Project Details
Experimental Legal Philosophy: The Concept of Law Revisited
Applicant
Professor Dr. Stefan Magen
Subject Area
Principles of Law and Jurisprudence
Term
since 2020
Project identifier
Deutsche Forschungsgemeinschaft (DFG) - Project number 434400506
The research project aims to introduce experimental philosophy into legal philosophy. Experimental philosophy is, first of all, a methodological approach in philosophy, employing experimental methods developed in the psychological and cognitive sciences for the investigation of philosophical questions and theories. Mostly, experimental philosophy studies rational ‘intuitions’ that feature in philosophical armchair reasoning, in particular, intuitions on philosophical issues elicited in thought experiments. In this context, experiments are employed to explore the content of rational ‘intuitions’ (so-called ‘positive project’) as well as to test their epistemological reliability (so-called ‘negative project’). A third, methodologically naturalist strand of experimental philosophy directly studies mental states and processes of interest in philosophical reasoning. The experimental approach has yet been explored in a range of diverse philosophical areas but is widely absent in legal philosophy. The proposed project aims to remedy this omission and to provide a new perspective on the philosophy of law by exploring central issues of it from an experimental philosophy perspective. We will begin with a stage dedicated to theorizing about promising issues and approaches in legal philosophy with regard to their amenability to experimental investigations, and we will develop adequate experimental paradigms. We will then apply these paradigms to three successive experimental projects: The first set of experiments will explore these paradigms as applied to the classic dispute between legal positivism and natural law, with an emphasis on the rational ‘intuitions’ involved.
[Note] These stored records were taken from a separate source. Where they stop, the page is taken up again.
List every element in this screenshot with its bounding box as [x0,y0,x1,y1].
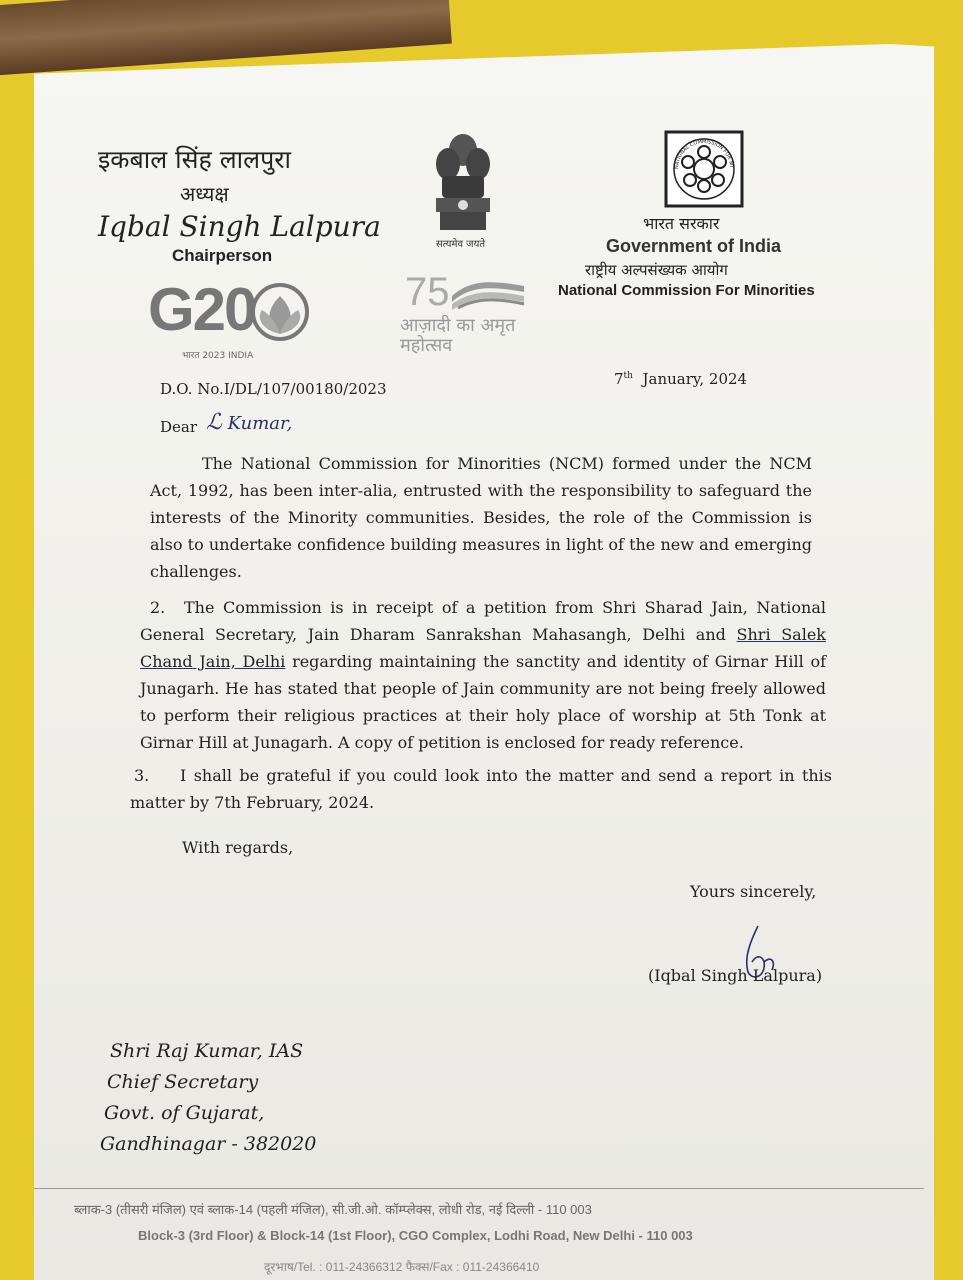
handwritten-name: Kumar, [227,413,293,434]
national-emblem-icon [428,128,498,234]
paragraph-2-number: 2. [150,598,166,617]
paragraph-1-text: The National Commission for Minorities (NCM) formed under the NCM Act, 1992, has been inter-alia, entrusted with the responsibility to safeguard the interests of the Minority communities. Besides, the role of the Commission is also to undertake confidence building measures in light of the new and emerging challenges. [150,454,812,581]
paragraph-2-text-b: regarding maintaining the sanctity and identity of Girnar Hill of Junagarh. He has stated that people of Jain community are not being freely allowed to perform their religious practices at their holy place of worship at 5th Tonk at Girnar Hill at Junagarh. A copy of petition is enclosed for ready reference. [140,652,827,752]
paragraph-3 [130,762,832,816]
flag-wave-icon [450,278,526,314]
ncm-logo-text: NATIONAL COMMISSION FOR MI [673,138,734,170]
reference-number: D.O. No.I/DL/107/00180/2023 [160,380,387,398]
g20-logo-text: G20 [148,276,256,343]
chairperson-title-english: Chairperson [172,246,273,265]
petitioner-name-underlined: Shri Salek Chand Jain, Delhi [140,625,826,671]
regards: With regards, [182,838,294,857]
paragraph-3-number: 3. [134,766,150,785]
footer-divider [34,1188,924,1189]
g20-subtitle: भारत 2023 INDIA [182,351,254,361]
handwritten-initials-icon: ℒ [206,410,222,435]
azadi-text: आज़ादी का अमृत महोत्सव [400,315,516,356]
date-suffix: th [623,371,633,381]
addressee-office: Govt. of Gujarat, [104,1102,265,1124]
government-hindi: भारत सरकार [643,214,720,233]
chairperson-name-hindi: इकबाल सिंह लालपुरा [98,145,291,174]
chairperson-title-hindi: अध्यक्ष [180,182,229,206]
salutation: Dear [160,418,198,436]
footer-phone: दूरभाष/Tel. : 011-24366312 फैक्स/Fax : 011-24366410 [264,1260,540,1274]
commission-name-english: National Commission For Minorities [558,282,815,299]
signatory-name: (Iqbal Singh Lalpura) [648,966,823,985]
azadi-75-logo: 75 [405,270,450,314]
paragraph-3-text: I shall be grateful if you could look into the matter and send a report in this matter by 7th February, 2024. [130,766,832,812]
date-month-year: January, 2024 [642,370,748,388]
ncm-logo-icon [664,130,744,208]
paragraph-2-text-a: The Commission is in receipt of a petition from Shri Sharad Jain, National General Secretary, Jain Dharam Sanrakshan Mahasangh, Delhi and [140,598,826,644]
letter-date [614,370,747,388]
addressee-name: Shri Raj Kumar, IAS [110,1040,304,1062]
footer-address-english: Block-3 (3rd Floor) & Block-14 (1st Floor), CGO Complex, Lodhi Road, New Delhi - 110 003 [138,1228,693,1243]
g20-lotus-icon [250,282,310,342]
emblem-caption: सत्यमेव जयते [436,239,486,250]
date-day: 7 [614,370,624,388]
government-english: Government of India [606,236,782,256]
addressee-city: Gandhinagar - 382020 [100,1133,317,1155]
chairperson-name-english: Iqbal Singh Lalpura [98,210,381,243]
g20-logo [148,276,256,343]
footer-address-hindi: ब्लाक-3 (तीसरी मंजिल) एवं ब्लाक-14 (पहली मंजिल), सी.जी.ओ. कॉम्प्लेक्स, लोधी रोड, नई दिल्ली - 110 003 [74,1202,592,1217]
paragraph-2 [140,594,826,756]
addressee-designation: Chief Secretary [107,1071,259,1093]
addressee-block [100,1036,317,1160]
closing: Yours sincerely, [690,882,817,901]
paragraph-1 [150,450,812,585]
handwritten-addressee [206,410,292,435]
commission-name-hindi: राष्ट्रीय अल्पसंख्यक आयोग [585,261,728,279]
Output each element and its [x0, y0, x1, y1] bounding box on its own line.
The second set of experiments will then probe the impact of moral-psychological mechanisms on legal cognition, drawing on two central paradigms in moral psychology (moral foundations theory and moral dyad theory). Such influences will finally be explored on a more concrete level in the third set of experiments, addressing whether moral psychological findings about the moralization of physical harm can be applied to the phenomenon of immaterial harm widespread in legal cognition (e.g., with regard to freedom of expression or antidiscrimination). The most relevant findings will be explored cross-culturally.
DFG Programme
Research Grants
International Connection
Brazil
Cooperation Partners
Professor Dr. Renato Cardoso; Professor Ivar Hannikainen, Ph.D.; Professor Dr. Fabio Leite; Karolina Prochownik, Ph.D.; Professor Noel Struchiner, Ph.D.